Benchmarks are programs, or apps, that repeat a single task or set of tasks to stress-test a system, and might be just a single complex calculation that repeats again and again; in general, you'd hardly ever do what they do. They're meant to highlight key performance differences between similar devices. But, in fact, they're not useful.
How could that be? Commendably, Ars Technica dug into the Note 3's system files and discovered one called "DVFSHelper.java", which contains a list of benchmarking apps.
If the system detects that one of a hard-coded list of apps is running, it turbo-charges the graphics processing unit (GPU), yielding that 20% boost. Then when the test is over, it scales it right back, because turbo-charging uses up the battery.
To prove this, the Ars team took the code from a benchmark called Geekbench and tweaked how it would present itself to the system. "Stealthbench", as they christened it, was the same benchmarking code, yet the Note 3's GPU didn't turbo-charge. No 20% boost – just the same performance as the LG.
Samsung has pulled this trick before with built-in lists of benchmark apps for its Galaxy S4, which yielded similar 20% speedups.
When queried, the company insisted: "It is not true that Samsung did benchmark boost. The Galaxy Note 3 maximises its CPU/GPU frequencies when running features that demand substantial performance and it was not an attempt to exaggerate particular benchmarking results."
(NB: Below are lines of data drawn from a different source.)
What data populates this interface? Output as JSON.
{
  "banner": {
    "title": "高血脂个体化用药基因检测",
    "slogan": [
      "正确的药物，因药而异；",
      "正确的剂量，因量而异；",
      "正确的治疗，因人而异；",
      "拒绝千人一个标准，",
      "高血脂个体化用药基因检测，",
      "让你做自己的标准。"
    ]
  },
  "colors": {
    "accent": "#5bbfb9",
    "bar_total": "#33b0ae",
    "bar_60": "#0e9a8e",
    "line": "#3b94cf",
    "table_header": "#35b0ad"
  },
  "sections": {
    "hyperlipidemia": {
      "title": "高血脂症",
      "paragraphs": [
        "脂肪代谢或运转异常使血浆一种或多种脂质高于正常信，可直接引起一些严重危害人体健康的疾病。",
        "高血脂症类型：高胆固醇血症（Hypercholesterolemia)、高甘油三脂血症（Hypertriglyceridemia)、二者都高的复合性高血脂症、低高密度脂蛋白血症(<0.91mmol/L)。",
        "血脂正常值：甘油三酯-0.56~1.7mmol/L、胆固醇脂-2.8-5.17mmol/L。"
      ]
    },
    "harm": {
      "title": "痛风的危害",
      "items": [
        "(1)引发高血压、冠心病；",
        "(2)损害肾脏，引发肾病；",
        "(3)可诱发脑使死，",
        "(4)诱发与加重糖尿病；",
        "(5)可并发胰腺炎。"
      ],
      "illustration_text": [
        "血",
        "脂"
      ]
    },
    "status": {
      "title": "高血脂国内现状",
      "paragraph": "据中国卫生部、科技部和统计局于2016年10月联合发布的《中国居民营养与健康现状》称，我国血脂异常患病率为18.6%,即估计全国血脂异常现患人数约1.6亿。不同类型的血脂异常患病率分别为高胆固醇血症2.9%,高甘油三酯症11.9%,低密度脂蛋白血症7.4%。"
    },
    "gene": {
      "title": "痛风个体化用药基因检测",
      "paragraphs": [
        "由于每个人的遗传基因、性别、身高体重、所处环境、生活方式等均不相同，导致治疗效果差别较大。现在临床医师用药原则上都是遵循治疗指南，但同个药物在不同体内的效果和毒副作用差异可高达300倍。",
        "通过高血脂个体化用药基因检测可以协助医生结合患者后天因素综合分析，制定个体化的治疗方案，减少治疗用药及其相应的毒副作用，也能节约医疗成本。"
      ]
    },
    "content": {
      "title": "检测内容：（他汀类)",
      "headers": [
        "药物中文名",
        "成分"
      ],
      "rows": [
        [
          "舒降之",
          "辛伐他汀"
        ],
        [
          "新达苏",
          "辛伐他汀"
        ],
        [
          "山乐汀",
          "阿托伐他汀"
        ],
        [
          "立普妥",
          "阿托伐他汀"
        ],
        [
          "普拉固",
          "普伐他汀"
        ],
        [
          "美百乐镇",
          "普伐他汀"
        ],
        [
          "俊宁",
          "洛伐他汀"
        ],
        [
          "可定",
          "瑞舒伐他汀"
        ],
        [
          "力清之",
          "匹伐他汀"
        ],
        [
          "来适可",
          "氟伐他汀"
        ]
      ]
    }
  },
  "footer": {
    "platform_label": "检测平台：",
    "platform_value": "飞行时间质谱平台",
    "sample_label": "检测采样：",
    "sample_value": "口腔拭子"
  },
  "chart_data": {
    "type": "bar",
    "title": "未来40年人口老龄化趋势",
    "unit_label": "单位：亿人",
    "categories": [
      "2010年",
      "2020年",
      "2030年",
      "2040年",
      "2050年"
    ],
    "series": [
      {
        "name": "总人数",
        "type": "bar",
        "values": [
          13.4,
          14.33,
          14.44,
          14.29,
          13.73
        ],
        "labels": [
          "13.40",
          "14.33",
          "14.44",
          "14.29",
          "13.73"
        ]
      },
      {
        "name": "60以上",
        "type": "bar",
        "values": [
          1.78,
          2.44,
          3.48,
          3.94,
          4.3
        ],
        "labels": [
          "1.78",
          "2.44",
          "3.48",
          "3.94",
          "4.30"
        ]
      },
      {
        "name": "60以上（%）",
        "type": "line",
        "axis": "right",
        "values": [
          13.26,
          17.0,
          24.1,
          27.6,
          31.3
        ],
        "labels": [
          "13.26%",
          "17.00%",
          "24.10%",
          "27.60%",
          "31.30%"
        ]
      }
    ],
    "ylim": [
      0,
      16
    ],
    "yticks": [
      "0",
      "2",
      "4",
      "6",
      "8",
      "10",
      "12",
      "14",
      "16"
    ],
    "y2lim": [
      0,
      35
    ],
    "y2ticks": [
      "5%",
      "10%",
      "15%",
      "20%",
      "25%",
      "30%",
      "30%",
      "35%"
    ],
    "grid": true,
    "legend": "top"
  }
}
So how, I asked, did it explain the difference in performance between Geekbench and Stealthbench? This provoked a very long silence (so long it's still unbroken, days later, as I write).
Unsurprising, really. The obvious interpretation is that Samsung is gaming benchmarks to rank highly on sites that use them.
Not that it's the only company doing this; Anandtech, a site where you could get the (wrong) impression that benchmarks are the only reason to own a gadget, showed that lots of Android companies do this; Samsung just happens to have a bigger list of benchmarks for which it ramps up the GPU or central processor to give a "better" result.
What a lot of pointless effort. For the average user – most all of us – benchmarks are essentially useless, because they don't tell you about the actual experience of using the device. Android handset CPUs used to benchmark ahead of Apple's iPhones. Yet reviewers kept reporting that scrolling and screen operations on Android was "laggy" or "jerky" — and smooth on the iPhone.
Why? Because Apple's software prioritised reacting to user input (the finger "pushing" a list). The processor might run slower, but the software prioritised the user – not other processes. And aren't we usually the most important process around a gadget?
Eventually, Google began Project Butter to deal with the problem of jerky list scrolling – though it took until June 2012 to release it (and more than half of Android devices in use still don't run the Android version that introduced Butter).
Benchmarks are easily fooled – and unreliable. Don't trust them. Ask what the device is like to use instead.